Developing non-fibrillating and long-acting insulin analogs to treat diabetes

Before the discovery of insulin in 1921, being diagnosed with diabetes was a death sentence. Insulin has since saved millions of lives. However, diabetes is rapidly becoming the biggest epidemic of the twenty-first century and more patients than ever are dependent upon insulin therapy. According to a recent report, if no action is taken, more than 40 million patients are predicted to be left without insulin by 2030.

The use of insulin is hampered by its narrow therapeutic index. Although advances in both peptide chemistry and recombinant DNA-based expression have enabled the synthesis of structurally optimised insulin analogues (e.g. detemir, glargine), the growing epidemic of diabetes has emphasised the need for therapies that are more effective, safe and convenient, and that meet the demand for supply.

The most commonly used insulin, glargine, causes weight gain, injection amyloidosis and exhibits six to eight times greater affinity for insulin-like growth factor 1 receptor (IGF-1R) compared with insulin leading to the potential risk of cancer over time. Therefore, there is an urgent need to develop high-yielding chemical methods as well as safer and efficacious long-acting insulin analogues.

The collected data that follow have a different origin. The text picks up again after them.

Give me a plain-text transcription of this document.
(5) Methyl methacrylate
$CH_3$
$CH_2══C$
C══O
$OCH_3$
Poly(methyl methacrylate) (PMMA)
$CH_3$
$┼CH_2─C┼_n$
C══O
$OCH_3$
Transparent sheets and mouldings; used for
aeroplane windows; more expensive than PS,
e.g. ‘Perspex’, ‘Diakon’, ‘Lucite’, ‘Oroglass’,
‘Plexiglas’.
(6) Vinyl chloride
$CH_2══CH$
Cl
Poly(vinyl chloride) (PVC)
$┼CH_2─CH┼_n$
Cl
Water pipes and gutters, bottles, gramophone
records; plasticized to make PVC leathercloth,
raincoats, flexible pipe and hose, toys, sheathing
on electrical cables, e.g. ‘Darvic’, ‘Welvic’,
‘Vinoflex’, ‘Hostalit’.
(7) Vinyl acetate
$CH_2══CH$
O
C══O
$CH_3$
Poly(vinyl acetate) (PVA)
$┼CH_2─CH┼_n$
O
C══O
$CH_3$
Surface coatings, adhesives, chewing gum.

  • Generate non-aggregating and long-acting selective insulin receptor analogues.

This project will generate analogues that are selective to the insulin receptor, non-aggregating and long-acting. Solid phase synthesis and regioselective disulfide bond formation will be used to assemble peptides. We’ll use AFM to characterise the aggregation properties, and receptor binding/activation assays and appropriate animal models to evaluate their efficacy.